STATIC ANALYSIS TOOLS FOR DETECTING STACK-BASED BUFFER OVERFLOWS

Abstract

Buffer overflows are common software vulnerabilities; it is possible for a program to write outside of the intended boundary of a buffer. In most cases, this causes the program to crash. In more dangerous situations, a buffer overflow can provide the access an attacker needs to gain remote code execution. To create programs that are reliable and free of buffer overflows, we need a method for analyzing code to detect potential buffer overflow vulnerabilities. One method to detect errors is to perform static analysis on the program.
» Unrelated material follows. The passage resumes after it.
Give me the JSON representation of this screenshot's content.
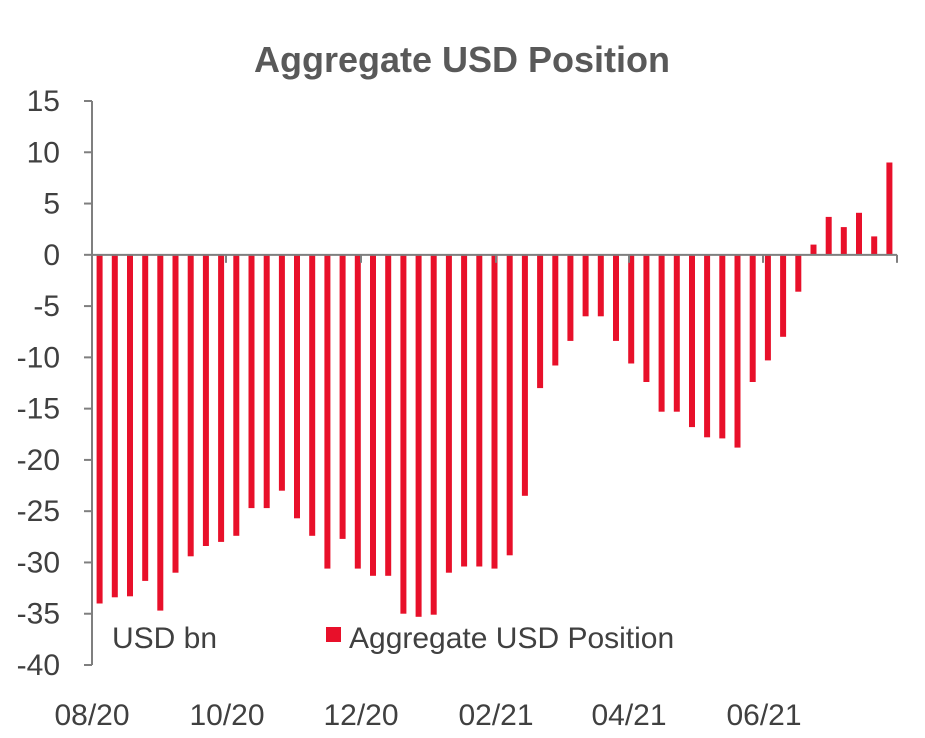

This involves looking at a program's disassembled code to find the errors in the program. Fortunately, Ghidra, a reverse engineering tool, can perform the disassembly of the executable. With the Ghidra API, scripts can be developed to perform the task of analyzing programs for buffer overflows. This research investigates the area of stack-based buffer overflows and how to discover them using static analysis. Specifically, the research looks into cases where buffer overflows occur in libc functions, which are referred to as vulnerable sinks. This research involved the development of a Ghidra script to search for vulnerable sinks in a binary file and find all the parameters that are used in the sinks. This allows for buffer overflows to be calculated on a per-sink basis. The research showed that it is possible to find overflow vulnerabilities via static analysis and that calculating whether a buffer can be overflowed is possible.